Riser keeps Johnson focused. The New York Legal Assistance Group is representing Johnson. Riser, who just graduated from Brooklyn Law School, is working with them as part of a two-year fellowship program. When he is done, he may become one of the 500 city-funded attorneys and paralegals. They work for established nonprofit aid groups that staff the courthouse on alternate days. Riser, working under a supervising attorney, is negotiating on a bench in a fluorescently lit hallway with the landlord’s attorney, Paul Finkelstein.

Finkelstein’s client says Johnson is a good tenant – quiet and paid up. But Johnson’s name is not on the lease of the federally subsidized apartment, and so he is trying to prove the apartment was his primary residence for the two years before his family passed away. Johnson’s documents include his driver’s license, prescriptions, and letters from social security. The landlord needs Johnson’s documents to meet Housing and Urban Development guidelines, Finkelstein explains.

Without representation, Johnson would have been in front of a judge. It’s unlikely he would have had help screening documents or sought alternative methods to prove residency.

“It is a big shift in the way housing court works. It gives people really tremendous access to justice,” says Jonathan Fox, director of tenant’s rights for the New York Legal Assistance Group, adding that the change was a long time coming. “You can’t have rents that never stop rising and incomes that never go up and not expect a housing problem.”

Expanding legal representation in court is part of a larger movement known as the right to counsel. New York City scholars and coalitions on the frontlines of the housing fight, which dovetailed with this legal push, created a blueprint of the city’s movement to share with other cities.

Minneapolis officials were interested. Its population had been in decline for decades but has rebounded to near peak 1950s levels.
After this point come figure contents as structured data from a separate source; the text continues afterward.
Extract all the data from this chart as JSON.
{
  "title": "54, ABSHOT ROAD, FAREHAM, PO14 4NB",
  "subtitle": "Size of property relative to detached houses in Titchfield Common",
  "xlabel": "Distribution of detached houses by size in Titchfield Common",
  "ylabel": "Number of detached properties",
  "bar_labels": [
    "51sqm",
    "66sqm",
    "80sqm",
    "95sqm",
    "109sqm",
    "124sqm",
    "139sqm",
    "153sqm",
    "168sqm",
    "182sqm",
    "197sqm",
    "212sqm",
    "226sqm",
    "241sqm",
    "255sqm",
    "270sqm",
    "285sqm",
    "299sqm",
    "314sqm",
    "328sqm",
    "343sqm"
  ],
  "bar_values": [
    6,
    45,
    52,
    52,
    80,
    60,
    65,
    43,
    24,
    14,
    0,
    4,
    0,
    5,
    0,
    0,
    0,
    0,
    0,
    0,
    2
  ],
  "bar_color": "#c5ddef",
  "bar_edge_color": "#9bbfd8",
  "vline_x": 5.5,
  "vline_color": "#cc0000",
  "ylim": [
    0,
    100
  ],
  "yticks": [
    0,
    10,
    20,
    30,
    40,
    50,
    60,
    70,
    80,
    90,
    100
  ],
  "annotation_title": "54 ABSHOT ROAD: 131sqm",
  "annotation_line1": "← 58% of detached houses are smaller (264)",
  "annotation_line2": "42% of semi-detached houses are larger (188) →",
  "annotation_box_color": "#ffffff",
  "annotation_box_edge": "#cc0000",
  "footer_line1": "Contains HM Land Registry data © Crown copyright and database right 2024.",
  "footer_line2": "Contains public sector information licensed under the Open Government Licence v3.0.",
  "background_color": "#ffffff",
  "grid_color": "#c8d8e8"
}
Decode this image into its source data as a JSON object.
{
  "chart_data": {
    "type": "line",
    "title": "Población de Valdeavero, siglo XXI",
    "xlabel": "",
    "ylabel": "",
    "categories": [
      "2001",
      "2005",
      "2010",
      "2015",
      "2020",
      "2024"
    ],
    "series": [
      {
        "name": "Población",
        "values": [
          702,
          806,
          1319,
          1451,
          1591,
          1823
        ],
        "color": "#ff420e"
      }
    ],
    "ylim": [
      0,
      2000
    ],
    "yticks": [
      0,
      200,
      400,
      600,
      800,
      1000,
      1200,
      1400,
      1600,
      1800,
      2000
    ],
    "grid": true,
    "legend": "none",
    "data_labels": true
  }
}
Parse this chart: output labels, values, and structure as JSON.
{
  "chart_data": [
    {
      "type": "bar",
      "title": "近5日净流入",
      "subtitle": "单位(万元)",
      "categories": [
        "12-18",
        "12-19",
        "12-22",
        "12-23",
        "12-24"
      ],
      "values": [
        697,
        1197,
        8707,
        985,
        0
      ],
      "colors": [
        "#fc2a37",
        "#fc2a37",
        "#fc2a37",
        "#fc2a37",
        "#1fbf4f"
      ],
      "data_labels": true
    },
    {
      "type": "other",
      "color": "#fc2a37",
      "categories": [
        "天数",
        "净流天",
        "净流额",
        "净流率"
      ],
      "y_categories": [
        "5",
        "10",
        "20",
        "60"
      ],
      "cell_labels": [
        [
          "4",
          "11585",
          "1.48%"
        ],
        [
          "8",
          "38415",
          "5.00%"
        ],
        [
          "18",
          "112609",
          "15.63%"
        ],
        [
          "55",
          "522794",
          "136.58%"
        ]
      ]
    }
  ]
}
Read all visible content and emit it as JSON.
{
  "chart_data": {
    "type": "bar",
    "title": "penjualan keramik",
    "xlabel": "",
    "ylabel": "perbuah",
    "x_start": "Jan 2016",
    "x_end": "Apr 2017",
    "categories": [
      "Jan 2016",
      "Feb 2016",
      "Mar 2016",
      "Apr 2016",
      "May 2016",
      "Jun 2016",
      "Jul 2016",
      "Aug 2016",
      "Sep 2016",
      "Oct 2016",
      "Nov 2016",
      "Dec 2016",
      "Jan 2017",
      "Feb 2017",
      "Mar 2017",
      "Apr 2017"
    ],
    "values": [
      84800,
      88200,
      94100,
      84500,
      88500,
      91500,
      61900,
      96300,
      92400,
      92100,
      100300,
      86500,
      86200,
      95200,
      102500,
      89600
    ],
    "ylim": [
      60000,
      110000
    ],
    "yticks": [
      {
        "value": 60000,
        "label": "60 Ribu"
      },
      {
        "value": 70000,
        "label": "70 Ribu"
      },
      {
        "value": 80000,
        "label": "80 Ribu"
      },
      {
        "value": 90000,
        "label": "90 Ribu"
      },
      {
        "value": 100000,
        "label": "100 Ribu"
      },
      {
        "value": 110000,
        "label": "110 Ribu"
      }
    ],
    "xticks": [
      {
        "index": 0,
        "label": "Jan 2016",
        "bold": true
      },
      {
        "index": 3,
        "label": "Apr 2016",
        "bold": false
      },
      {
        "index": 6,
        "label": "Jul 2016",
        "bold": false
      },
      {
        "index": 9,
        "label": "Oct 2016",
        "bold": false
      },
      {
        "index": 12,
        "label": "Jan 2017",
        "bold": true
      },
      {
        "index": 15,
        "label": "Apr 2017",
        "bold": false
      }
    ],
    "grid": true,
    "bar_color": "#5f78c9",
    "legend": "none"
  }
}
“Said plainly, we don’t have enough homes for people who want to live here,” says Minneapolis Council President Lisa Bender. With rents rising, low-income families are being evicted. Some can’t make rent, others have landlords who want tenants who can pay more.

The city approved $650,000 for low-income housing court counsel; it would take $5 million to represent everyone, Bender said. Lacking those funds, officials employed other tools to help renters. For example, the City Council moved to use tax breaks to spur affordable housing development and leverage rental license fees to keep properties maintained. A controversial development plan called Minneapolis 2040 passed in December, part of which would increase multi-unit rentals in historically white neighborhoods by removing single-family zoning.

“When the federal government passes policy that exacerbates income inequality or HUD (the U.S. Department of Housing and Urban Development) slashes funding for affordable housing, or when the national minimum wage falls behind what it takes to support a family, the consequences fall to local government,” Bender says. “Our constituents are demanding we do more.”

Back in Brooklyn, after more than two hours of digging and phone calls, the landlord isn’t sure that Johnson’s paperwork satisfies federal requirements. A hearing is set for February, where a judge may decide. Until then, Riser and Johnson will keep digging.

“My lawyer, he helps me,” Johnson says. “But court – it makes me feel like I’m nothing, like they don’t want me to stay (in my home) knowing I’ve been there, helping take care of my mom and my brother.”